Single by Frankie Avalon
- A-side: "Bobby Sox to Stockings"
- Released: May 18, 1959
- Genre: Pop
- Length: 1:58
- Label: Chancellor Records 1036
- Songwriter(s): Sid Jacobson, Ruth Sexton

Frankie Avalon singles chronology
| "Venus" (1959) | "A Boy Without a Girl" (1959) | "Just Ask Your Heart" / "Two Fools" (1959) |

= A Boy Without a Girl =

"A Boy Without a Girl" is a song written by Sid Jacobson and Ruth Sexton and performed by Frankie Avalon. The song reached #10 on the Billboard Top 100 in 1959.  It was performed by Avalon in the 1964 film, Muscle Beach Party.

The song was arranged by Peter De Angelis.

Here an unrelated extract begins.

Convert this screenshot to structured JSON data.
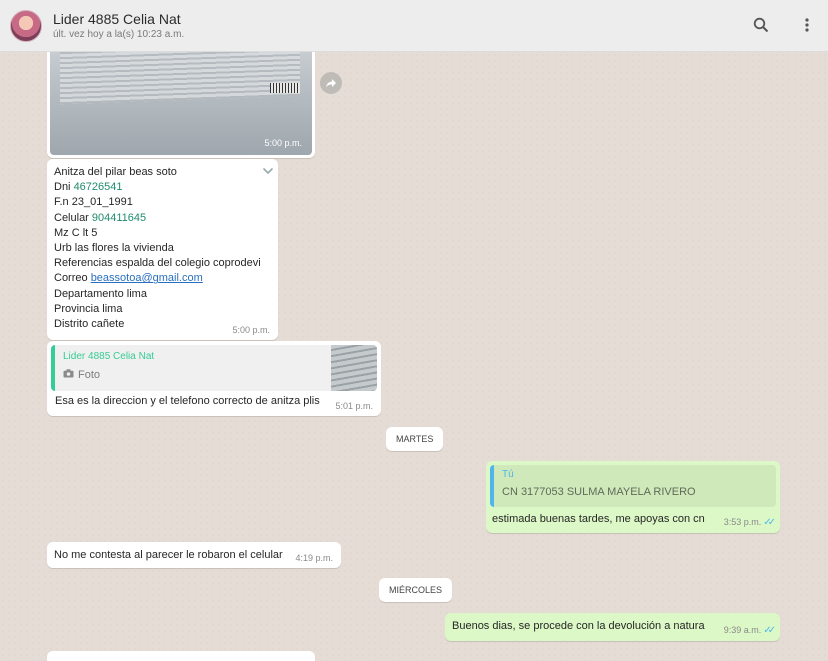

The song was ranked No. 82 on Billboard magazine's Top Hot 100 songs of 1959.

==Other versions==
- Terry Dene released a version in August 1959, on a single with "Thank You Pretty Baby".
- Jimmy Crawford released a version as a single in the United Kingdom in May 1962.
- Ronnie Hilton released a version as the B-side to his single "Rocky Old Boat" in the United Kingdom in December 1965.
- Vic Laurens recorded in it 1963 in French on the Mercury label, title in French : "My Heart Without Your Love".